Estudos recentes observaram taxa de mortalidade variando de 8 a 8,5% entre cirróticos 8,9,10. A mortalidade relacionada a HDA no nosso serviço foi zero de forma semelhante ao observado nos estudos de Luoto et al 13 e Bass et al 14 mas inferiores aos relatados por Duche et al10 (8,5% entre os cirróticos e 2% entre não cirróticos) e Molleston and Bennett (8,8%) 9. A mortalidade medida neste estudo foi em 6 semanas da HDA conforme recomenda o consenso Baveno.5
Por outro lado, os episódios de HDA e suas complicações foram responsáveis por hospitalização significativa, com mediana de 5 dias de hospitalização por episódio no grupo geral, sendo maior em pacientes cirróticos. Houve necessidade de internação na UTI em 23% dos episódios; 12,6% dos episódios com necessidade de ventilação mecânica, realçando os custos envolvidos para o sistema de saúde. Essas taxas foram semelhantes ao estudo de Moura et al 8. e mais baixas que o estudo de Molleston and Bennett 9 (Tabela 3). Importante ressaltar que as realidades de acesso a UTI são marcadamente diferentes nos EUA em relação ao Brasil. Por outro lado, o estudo de Molleston and Bennett 9 envolveu a análise de banco de dados de 50 hospitais terciários pediátricos dos EUA com número expressivo de casos (1902 pacientes com pelo menos um episódio de HDA varicosa, totalizando 3.399 episódios de HDA).
Este trabalho, embora retrospectivo, é o reflexo de três décadas de acompanhamento, com número expressivo de pacientes e de eventos hemorrágicos, considerando-se os trabalhos existentes na literatura. O período estudado neste trabalho foi longo, 1990 a 2021. Houve 30 episódios de HDA entre 1990 e 2004 e 144 após esse período. O aumento dos episódios hemorrágicos no segundo período se deve ao fato do serviço ter se tornado referência em Hepatologia em nosso estado. Mantivemos os casos do primeiro período uma vez que estavam bem documentados. É importante ressaltar que não houve diferença com significância estatística entre os dois períodos em relação às complicações; apenas o uso de octreotide foi menor no primeiro período (p=0,002). Desde 2004, no serviço de Hepatologia Pediátrica do Hospital das Clínicas, há um protocolo de abordagem de crianças e adolescentes com HDA (Figura 1), quando o octreotide foi padronizado no serviço.
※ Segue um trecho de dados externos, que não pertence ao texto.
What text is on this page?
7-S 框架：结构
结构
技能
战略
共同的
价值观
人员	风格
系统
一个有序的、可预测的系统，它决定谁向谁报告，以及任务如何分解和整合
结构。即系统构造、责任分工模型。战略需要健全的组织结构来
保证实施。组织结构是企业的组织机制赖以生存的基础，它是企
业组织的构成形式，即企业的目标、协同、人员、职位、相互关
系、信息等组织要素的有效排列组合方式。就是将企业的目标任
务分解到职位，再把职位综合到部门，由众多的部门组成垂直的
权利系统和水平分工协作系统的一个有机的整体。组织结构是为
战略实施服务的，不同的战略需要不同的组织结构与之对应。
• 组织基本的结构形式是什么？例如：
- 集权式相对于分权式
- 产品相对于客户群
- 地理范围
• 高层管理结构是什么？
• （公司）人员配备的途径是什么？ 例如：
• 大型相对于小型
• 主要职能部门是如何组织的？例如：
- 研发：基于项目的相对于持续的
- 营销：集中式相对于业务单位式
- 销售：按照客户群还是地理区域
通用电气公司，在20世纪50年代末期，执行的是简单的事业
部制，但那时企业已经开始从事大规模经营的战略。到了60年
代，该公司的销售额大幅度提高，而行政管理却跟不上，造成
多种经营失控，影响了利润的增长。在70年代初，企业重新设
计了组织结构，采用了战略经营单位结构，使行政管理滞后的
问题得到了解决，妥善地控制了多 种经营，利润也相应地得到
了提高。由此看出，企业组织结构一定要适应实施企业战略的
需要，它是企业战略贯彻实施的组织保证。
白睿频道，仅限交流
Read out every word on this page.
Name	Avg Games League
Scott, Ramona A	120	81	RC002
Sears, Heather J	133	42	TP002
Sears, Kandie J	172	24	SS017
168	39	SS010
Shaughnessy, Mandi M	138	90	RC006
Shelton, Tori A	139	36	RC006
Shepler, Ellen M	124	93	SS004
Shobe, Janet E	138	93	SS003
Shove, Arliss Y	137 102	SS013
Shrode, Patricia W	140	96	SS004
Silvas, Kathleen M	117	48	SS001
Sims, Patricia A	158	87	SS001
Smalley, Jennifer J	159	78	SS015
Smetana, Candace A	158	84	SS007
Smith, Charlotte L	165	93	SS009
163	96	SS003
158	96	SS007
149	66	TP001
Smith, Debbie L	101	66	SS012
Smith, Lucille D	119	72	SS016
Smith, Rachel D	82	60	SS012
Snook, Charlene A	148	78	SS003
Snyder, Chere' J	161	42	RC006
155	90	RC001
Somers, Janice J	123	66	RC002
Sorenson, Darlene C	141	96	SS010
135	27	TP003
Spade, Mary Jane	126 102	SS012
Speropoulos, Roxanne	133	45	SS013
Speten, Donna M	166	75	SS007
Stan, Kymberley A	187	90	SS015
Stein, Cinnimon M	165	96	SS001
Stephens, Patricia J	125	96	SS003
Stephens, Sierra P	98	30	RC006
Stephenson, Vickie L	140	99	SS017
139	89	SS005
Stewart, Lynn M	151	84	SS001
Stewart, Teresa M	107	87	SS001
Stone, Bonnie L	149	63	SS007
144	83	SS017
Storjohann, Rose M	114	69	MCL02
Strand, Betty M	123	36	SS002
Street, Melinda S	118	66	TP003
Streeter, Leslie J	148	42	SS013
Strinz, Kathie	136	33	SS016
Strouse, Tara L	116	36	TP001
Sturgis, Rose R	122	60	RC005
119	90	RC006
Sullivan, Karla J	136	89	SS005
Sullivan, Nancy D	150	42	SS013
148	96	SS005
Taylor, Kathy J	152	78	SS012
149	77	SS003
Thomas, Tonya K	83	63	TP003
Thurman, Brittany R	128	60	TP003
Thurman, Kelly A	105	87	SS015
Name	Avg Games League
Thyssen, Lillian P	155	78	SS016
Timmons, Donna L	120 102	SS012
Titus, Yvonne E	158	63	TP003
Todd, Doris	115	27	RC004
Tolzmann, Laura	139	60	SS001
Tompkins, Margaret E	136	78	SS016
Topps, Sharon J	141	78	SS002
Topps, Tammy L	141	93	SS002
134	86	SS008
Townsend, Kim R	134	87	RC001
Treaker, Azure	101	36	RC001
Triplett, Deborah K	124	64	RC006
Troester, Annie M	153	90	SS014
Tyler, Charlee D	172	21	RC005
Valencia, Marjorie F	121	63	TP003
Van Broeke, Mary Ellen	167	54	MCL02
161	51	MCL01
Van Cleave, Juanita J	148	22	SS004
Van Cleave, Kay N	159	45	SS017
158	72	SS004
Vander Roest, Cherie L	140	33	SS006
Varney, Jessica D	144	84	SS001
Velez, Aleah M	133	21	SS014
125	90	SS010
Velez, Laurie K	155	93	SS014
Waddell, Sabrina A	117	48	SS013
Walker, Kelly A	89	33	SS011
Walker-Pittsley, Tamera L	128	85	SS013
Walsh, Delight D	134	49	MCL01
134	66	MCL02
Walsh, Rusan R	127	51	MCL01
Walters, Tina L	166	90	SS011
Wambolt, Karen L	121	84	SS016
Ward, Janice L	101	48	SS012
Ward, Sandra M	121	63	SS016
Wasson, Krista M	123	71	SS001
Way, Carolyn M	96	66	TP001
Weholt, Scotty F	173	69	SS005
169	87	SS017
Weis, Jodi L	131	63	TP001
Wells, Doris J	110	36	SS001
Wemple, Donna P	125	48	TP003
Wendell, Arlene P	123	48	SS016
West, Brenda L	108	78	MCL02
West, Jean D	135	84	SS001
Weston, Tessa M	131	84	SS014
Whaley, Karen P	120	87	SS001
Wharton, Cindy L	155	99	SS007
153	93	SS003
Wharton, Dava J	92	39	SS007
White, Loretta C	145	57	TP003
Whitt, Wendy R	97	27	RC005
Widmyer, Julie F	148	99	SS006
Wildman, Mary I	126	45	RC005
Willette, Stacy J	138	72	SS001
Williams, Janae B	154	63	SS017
Os dados demonstram que o serviço acumula grande experiência na abordagem da HDA varicosa entre crianças e adolescentes desde 1990 e o protocolo de 2004 consolidou as medidas já instituídas, reforçando o uso do octreotide. Ainda é importante ressaltar que a mortalidade nas seis semanas da HDA foi zero nos dois períodos.
Embora com as limitações de um estudo retrospectivo, este estudo relata a experiência de número expressivo de pacientes pediátricos e de episódios de HDA, o que é relevante tendo em vista a escassez de estudos na faixa etária. Mais estudos são necessários para se compreender melhor a abordagem da HDA varicosa na faixa etária pediátrica.
CONCLUSÃO
A HDA é uma emergência médica que deve envolver suporte hemodinâmico, procedimentos endoscópicos e manejo medicamentoso adequado; protocolos de manejo são desejáveis.
O estudo descreve a experiência de 30 anos na abordagem da HDA entre crianças e adolescentes com HP. Não houve registro de mortalidade até seis semanas após o sangramento, mas a morbidade devido às hospitalizações deve ser considerada. Mais estudos são necessários para se compreender melhor a abordagem da HDA varicosa na faixa etária pediátrica incluindo a avaliação da profilaxia primária nestes pacientes.